E-mail letters, June 11, 2010

Public input sought
on Battlement drilling

Garfield County is hosting a public meeting on June 15 from 10 a.m. to 12 p.m. at the Grand Valley Fire Station in Battlement Mesa. The purpose of this meeting is to update stakeholders and the general public on the progress of the Health Impact Assessment project that is being conducted in the Battlement Mesa area to assess the potential impacts of oil and gas operations on residential communities.
The public is encouraged to attend and express their concerns and provide input to the HIA team.
Battlement Mesa residents are facing unprecedented drilling activity from some 200 natural gas wells proposed within their community.  In addition to that, drilling activity continues to encroach upon the boundaries of the community at alarming rates.
The HIA project is an important new tool that is being used across the country to assess the potential impact on human health by such industrial activity. The results are intended to be used by decision makers to guide them in mitigating the impacts and hazards that may be identified.
With natural gas drilling increasing across the country, and coming closer and closer to residential communities, this is an important issue that many communities may be facing in the very near future. Please take this opportunity to learn more about the HIA process and provide your input.
Ron Galterio, Co-Chair
Battlement Concerned Citizens
Battlement Mesa

Moratorium is wrong
action on the oil spill

I see our president has declared a moratorium on offshore drilling because of the spill in the gulf. Why? It was a production platform, not a drill rig, that caused the spill.

We will now loose thousands more well-paying oilfield jobs and send billions more overseas to countries who want to bury us. Gas and heating oil prices will rise in this already bad economy. At this rate, we will never become energy self-sufficient.

Why not find out why the blow-out preventer failed and fix that problem instead of making a bad situation worse?

We have not had a spill of this magnitude offshore in over 50 years, since the union oil spill in California. If it does not happen for 50 more, we will be lucky.

Fact is, we need affordable energy. Sorry, but this looks like a knee jerk reaction by an inexperienced president.
Bob Uhl
Grand Junction

 

Arizona residents are tired
of illegals getting preferential treatment

In response to Ms. Devereaux’s letter to the editor, I would like to say, having lived in Airizona for almost 10 years, please stop making this something it is not!

You can put whatever spin you want on the law, but it has nothing to do with racial profiling and everything to do with illegal. The law is able to stop anyone suspected of an illegal, act no matter their race. In this case, yes, it’s people of Mexican race.

Arizona taxpayers are tired of paying for illegals coming into the country having babies and having us pay for medical care, schooling, food, etc. They bring more of their families
illegally here and then cry foul when we want them to pay the price for their behavior, not ours.

We all want it done in a humane fashion, but please stop with the twisting of the truth.
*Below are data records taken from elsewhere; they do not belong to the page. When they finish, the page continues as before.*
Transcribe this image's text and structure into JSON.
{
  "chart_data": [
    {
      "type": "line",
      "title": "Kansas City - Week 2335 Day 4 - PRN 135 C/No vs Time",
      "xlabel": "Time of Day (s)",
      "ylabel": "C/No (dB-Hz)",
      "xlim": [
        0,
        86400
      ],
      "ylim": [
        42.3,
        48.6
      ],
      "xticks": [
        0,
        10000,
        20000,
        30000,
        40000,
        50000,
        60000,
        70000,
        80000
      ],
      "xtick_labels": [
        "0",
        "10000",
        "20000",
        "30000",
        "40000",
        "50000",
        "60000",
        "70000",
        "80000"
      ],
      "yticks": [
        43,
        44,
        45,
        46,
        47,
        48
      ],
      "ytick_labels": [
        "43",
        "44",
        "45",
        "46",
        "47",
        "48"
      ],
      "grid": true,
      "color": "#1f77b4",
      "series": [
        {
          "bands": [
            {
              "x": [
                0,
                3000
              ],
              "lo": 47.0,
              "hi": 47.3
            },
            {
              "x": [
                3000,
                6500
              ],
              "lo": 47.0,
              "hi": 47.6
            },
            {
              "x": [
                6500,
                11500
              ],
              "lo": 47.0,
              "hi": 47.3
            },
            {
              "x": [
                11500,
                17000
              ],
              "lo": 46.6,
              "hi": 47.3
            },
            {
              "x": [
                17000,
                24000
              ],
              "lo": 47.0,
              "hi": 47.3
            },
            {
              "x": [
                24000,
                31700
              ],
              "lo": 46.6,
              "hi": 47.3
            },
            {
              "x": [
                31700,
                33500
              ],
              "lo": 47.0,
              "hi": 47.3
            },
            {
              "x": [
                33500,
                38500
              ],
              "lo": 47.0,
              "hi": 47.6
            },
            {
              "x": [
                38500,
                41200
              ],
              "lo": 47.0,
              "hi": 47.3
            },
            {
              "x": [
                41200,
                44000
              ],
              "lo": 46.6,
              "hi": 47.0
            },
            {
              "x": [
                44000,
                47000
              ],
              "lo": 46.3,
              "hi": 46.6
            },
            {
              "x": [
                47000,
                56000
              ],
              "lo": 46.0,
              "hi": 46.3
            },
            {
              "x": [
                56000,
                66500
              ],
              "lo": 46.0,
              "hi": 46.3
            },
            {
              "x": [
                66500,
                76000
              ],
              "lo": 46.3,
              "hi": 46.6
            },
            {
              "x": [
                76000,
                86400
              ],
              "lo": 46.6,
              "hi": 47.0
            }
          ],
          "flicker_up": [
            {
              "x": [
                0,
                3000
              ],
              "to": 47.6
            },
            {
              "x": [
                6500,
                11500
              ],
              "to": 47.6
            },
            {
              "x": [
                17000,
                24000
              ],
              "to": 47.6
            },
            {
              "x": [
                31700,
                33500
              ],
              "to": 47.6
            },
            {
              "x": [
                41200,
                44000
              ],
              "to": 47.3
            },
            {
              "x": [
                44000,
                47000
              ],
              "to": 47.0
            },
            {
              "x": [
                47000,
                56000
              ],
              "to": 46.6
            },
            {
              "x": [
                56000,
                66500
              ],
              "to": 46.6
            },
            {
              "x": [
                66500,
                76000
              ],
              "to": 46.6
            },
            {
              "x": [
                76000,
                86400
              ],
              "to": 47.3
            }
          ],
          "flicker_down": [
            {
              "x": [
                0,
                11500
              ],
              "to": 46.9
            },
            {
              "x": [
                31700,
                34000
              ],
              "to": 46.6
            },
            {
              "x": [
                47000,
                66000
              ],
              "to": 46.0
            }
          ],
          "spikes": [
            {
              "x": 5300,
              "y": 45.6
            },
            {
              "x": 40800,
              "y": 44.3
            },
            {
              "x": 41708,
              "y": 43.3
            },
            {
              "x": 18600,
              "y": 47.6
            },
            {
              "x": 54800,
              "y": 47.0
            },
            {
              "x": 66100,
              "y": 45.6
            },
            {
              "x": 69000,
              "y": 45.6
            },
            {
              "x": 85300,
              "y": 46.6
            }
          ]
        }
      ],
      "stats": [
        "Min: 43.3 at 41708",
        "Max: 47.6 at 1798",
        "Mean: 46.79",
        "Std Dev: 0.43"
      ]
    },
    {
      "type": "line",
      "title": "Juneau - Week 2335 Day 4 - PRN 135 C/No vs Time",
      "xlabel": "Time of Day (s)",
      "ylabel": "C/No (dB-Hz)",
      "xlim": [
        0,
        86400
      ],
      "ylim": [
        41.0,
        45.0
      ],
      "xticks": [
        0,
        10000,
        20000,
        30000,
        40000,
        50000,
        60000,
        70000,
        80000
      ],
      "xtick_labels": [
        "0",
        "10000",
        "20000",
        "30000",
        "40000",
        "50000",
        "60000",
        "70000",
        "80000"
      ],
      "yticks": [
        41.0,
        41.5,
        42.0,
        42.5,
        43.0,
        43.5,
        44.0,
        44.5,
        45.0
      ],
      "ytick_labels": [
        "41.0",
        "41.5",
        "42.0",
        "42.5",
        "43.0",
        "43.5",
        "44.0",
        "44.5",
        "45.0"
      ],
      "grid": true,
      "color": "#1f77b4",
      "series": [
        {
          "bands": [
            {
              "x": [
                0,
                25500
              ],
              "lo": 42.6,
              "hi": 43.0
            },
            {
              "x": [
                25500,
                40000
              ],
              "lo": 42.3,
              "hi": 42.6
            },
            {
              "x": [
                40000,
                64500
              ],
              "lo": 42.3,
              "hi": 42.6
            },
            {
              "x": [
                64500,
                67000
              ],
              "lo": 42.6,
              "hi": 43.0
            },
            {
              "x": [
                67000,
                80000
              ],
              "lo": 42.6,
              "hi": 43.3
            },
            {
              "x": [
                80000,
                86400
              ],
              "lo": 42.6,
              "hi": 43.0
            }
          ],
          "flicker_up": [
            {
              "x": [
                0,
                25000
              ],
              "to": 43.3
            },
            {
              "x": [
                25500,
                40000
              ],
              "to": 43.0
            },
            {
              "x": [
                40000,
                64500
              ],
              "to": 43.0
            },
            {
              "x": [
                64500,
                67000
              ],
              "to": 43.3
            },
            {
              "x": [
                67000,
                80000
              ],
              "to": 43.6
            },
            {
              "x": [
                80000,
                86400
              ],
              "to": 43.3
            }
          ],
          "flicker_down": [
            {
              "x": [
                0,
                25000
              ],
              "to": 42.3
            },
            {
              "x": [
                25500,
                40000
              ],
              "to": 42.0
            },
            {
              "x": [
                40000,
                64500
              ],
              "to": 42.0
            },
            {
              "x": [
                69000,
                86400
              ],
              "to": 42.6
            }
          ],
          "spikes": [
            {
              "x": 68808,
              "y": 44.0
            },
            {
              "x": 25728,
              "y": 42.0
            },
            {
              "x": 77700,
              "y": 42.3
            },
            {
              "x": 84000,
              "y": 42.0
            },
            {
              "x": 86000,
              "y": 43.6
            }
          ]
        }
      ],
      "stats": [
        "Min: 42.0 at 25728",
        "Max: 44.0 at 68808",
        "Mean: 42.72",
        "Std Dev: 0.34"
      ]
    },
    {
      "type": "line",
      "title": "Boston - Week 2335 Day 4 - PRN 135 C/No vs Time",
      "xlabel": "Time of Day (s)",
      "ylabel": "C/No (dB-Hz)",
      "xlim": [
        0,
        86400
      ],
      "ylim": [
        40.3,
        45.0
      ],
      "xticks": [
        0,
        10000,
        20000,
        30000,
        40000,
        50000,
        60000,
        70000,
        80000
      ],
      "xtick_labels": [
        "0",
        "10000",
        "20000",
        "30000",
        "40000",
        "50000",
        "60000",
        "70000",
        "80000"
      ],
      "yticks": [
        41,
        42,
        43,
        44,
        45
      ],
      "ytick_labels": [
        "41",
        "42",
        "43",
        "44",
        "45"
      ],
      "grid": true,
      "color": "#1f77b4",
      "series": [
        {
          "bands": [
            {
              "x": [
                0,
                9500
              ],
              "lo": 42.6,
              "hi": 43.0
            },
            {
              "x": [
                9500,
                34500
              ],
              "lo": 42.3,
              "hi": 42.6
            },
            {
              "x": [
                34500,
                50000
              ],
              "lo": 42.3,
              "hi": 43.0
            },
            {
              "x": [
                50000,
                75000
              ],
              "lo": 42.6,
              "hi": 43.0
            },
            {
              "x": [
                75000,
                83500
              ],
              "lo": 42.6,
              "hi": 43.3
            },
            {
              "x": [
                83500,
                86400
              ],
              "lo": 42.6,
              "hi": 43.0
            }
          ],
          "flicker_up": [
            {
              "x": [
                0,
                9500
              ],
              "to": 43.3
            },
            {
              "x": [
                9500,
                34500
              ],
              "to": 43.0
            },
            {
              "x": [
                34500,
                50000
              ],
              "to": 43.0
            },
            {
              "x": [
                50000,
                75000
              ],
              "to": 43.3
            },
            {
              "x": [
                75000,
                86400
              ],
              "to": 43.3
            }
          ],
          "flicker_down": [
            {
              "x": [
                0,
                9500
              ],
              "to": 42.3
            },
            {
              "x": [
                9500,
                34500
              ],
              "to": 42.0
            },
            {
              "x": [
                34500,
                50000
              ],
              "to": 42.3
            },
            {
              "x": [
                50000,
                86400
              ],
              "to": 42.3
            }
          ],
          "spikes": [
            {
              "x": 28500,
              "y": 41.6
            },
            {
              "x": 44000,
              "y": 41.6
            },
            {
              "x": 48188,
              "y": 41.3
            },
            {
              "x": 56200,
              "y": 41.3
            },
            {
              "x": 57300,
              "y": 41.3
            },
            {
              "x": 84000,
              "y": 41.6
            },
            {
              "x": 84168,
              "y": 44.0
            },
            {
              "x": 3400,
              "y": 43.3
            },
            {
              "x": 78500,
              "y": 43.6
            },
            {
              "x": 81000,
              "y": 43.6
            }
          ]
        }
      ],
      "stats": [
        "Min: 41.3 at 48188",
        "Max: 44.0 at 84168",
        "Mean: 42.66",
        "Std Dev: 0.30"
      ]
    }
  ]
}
When did anyone make these people come here? No one has twisted their arms to get them here, as the slaves were. This is a far cry from what happened to the people from Africa. This is simply
people being caught for an illegal behavior and unfortunately it’s Mexicans that have been doing it for many years and Arizona people are tired of paying for it.

You do not reward illegal behavior! The government does not rip families apart, as her letter said. The people coming here illegally do it to themselves.

Mexico does not allow it with people going into their country illegally. Why should we? Whose profiling now? Why do the Mexican people not do something to correct their own government instead of coming here illegally and proceed telling us we’re mistreating them.

It’s simple! They’re doing it to themselves by coming here illegally. Ms. Devereaux should tell
someone of another race or even another Mexican that went through the correct channels to do it legally and I’d bet they’d want the same. The “people” of Arizona are tired of a particular race getting preferential treatment over others.
Terrie Vandertook
Grand Junction


McInnis clearly understands
complicated energy issue

As I am sure you are aware, a government panel recently reported that between 25,000 and 30,000 barrels of oil are gushing into the Gulf of Mexico every day. The oil’s rise to the surface has been accompanied by the emergence of related issues. And while the implications of this disaster are
much less profound for Colorado than for the states bordering the spill, the discussions taking place are still extremely relevant for our great state.

Most obviously, this disaster has thrown energy policy into the limelight. Scott McInnis is a man who clearly understands the complicated nature of the energy issue. He knows that our dependence on oil is necessary in the short-term, but he also supports the development of alternative energy sources that might prove more efficient in the long-term. He has consequently pledged to support the responsible of all sources of energy, including wind, solar, hydroelectric, oil, natural gas, coal and nuclear power.

Job security in the oil and gas industry has certainly been called into question by this disaster, as well. Readers will be happy to know that job creation is Scott’s utmost priority. He knows that the pursuit of a variety of energy sources will create jobs for Coloradans. Energy development, in whatever field, will ultimately make Colorado more prosperous.

Scott McInnis is a man of action. He will strengthen both our energy policy and our economy. He is the right choice for Colorado’s next governor.